Krikorian has also been part of scaling the engineering culture at Twitter as well as helping open Twitter's Seattle office. He has spoken about #branchingout, "Twitter University", as well as "Hack Week". He noted that Hack Week serves "[as] a release valve in a lot of ways."

In 2014, Krikorian remarked that "Twitter [engineering] is entering a 'maturation phase'" and that Twitter can confidently say, "We know how to do this". To do that, Twitter spends a lot of time in capacity planning and breaking services down into tiers to handle "burst capacity". He said his goal is that Twitter engineers should focus on the end-user experience, and not have to worry about the infrastructure layer.

===Uber===
Krikorian joined Uber in 2015 in the research department to work on "massive scale data and software platforms”. He has since become the engineering director in charge of the Advanced Technologies Center and self-driving. Starting on Wednesday, September 14, 2016, Uber deployed the self-driving cars onto the roads of Pittsburgh, PA. Krikorian has called Pittsburgh the “double-black diamond of driving” and also commented that if “...Uber can master autonomous driving in Pittsburgh … it can make it almost anywhere."

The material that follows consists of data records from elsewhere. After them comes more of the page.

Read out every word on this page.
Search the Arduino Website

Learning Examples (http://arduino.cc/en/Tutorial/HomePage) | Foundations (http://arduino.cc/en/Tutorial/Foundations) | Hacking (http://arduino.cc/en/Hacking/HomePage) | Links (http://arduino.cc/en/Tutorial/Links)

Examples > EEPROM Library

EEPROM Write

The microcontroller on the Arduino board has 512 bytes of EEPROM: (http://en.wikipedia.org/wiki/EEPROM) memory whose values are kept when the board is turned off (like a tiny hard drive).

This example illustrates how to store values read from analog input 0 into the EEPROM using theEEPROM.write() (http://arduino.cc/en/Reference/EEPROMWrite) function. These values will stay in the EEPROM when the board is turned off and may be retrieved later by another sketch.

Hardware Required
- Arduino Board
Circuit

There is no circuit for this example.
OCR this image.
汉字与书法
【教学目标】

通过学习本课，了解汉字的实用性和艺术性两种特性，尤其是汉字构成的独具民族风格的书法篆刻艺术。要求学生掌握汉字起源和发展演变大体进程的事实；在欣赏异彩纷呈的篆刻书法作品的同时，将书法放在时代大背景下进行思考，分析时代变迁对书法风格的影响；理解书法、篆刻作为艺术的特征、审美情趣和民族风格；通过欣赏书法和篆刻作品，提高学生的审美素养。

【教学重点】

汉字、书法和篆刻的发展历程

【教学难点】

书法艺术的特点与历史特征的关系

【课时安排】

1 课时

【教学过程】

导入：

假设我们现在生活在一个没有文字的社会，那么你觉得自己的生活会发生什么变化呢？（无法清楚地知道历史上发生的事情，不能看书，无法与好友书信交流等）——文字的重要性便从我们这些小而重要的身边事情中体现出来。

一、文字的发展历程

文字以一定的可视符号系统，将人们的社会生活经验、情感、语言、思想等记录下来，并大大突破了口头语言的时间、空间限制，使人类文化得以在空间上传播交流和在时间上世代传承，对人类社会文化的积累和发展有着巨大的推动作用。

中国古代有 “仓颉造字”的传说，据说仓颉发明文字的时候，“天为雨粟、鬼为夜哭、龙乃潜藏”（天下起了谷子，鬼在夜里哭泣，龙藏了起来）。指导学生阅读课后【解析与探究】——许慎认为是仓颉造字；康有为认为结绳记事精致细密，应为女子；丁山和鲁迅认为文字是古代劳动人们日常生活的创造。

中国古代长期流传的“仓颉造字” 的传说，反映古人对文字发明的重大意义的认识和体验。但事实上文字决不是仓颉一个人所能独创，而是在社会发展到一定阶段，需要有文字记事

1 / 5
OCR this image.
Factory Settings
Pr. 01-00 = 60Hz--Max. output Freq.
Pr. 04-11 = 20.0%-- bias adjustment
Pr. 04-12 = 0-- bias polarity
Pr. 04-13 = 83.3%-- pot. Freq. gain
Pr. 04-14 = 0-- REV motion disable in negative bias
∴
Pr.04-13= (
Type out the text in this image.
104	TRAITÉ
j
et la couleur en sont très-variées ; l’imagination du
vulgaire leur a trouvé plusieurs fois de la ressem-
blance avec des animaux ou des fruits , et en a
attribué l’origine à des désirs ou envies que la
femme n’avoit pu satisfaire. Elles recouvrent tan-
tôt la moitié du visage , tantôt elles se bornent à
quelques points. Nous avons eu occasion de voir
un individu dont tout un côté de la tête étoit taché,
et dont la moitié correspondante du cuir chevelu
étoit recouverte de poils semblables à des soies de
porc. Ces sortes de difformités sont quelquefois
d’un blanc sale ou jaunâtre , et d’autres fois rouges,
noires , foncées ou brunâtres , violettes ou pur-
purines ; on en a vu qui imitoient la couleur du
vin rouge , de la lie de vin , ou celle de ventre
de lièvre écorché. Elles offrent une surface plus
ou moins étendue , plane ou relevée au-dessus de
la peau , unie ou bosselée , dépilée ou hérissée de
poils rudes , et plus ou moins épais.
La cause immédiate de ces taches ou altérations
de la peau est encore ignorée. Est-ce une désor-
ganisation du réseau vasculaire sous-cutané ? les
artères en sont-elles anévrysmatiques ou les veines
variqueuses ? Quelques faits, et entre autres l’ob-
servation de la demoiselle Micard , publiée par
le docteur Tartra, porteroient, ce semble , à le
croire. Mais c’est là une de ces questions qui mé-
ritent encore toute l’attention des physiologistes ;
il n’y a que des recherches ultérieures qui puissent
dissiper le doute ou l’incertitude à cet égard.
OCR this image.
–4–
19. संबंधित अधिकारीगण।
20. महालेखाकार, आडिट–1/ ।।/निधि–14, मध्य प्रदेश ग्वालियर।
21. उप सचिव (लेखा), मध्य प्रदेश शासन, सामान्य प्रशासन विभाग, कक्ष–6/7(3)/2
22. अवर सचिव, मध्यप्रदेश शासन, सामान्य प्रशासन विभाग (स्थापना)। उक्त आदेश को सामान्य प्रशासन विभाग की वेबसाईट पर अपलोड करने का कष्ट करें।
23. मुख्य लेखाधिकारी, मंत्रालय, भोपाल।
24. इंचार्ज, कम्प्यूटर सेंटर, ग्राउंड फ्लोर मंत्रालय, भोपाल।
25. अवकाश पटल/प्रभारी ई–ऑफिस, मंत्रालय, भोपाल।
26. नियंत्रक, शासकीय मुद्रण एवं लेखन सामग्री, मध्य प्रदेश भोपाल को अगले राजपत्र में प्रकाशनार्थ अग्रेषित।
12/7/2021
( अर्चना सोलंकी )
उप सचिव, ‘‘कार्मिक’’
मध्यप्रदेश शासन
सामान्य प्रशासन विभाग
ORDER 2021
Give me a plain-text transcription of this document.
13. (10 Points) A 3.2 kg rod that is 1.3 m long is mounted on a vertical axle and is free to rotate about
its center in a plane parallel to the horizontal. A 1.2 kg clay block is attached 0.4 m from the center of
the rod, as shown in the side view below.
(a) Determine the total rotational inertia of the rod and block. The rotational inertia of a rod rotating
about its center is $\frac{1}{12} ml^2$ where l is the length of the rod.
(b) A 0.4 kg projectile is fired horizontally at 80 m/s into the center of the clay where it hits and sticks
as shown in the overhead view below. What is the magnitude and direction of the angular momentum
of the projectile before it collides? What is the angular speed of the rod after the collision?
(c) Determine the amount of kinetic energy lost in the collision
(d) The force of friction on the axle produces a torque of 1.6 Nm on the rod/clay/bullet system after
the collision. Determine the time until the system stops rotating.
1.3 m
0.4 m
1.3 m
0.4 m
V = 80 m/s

===Democratic National Committee===
Krikorian was the Chief Technology Officer of the Democratic National Committee from 2017 to March 2019. He claims he joined because "the world is broken". He split his time between Silicon Valley and Washington, DC. His focus was to update the Democratic Party's crumbling infrastructure.
He also worked on security, nudging voters to vote as well as the "cultural" elements of bringing engineering to the political world.

===Emerson Collective===
Krikorian was the managing director of Engineering at the Emerson Collective.

===Mozilla===
Krikorian is now the CTO of Mozilla and chair of Mozilla.ai.

===Medic===
Raffi serves as chair of the board of directors at Medic.

==Armenia==
Krikorian is active in the Armenian community. He serves on the board of the Tumo Center for Creative Technologies in Yerevan, Armenia where he taught classes and given public lectures. In 2015, at the University of Southern California, he gave a public lecture entitled "Why Not Armenia?". On 25 April 2015, he hosted an engineering summit at the Tumo Center along with Alexis Ohanian. Krikorian tweeted after the summit on the importance of running the event on April 25.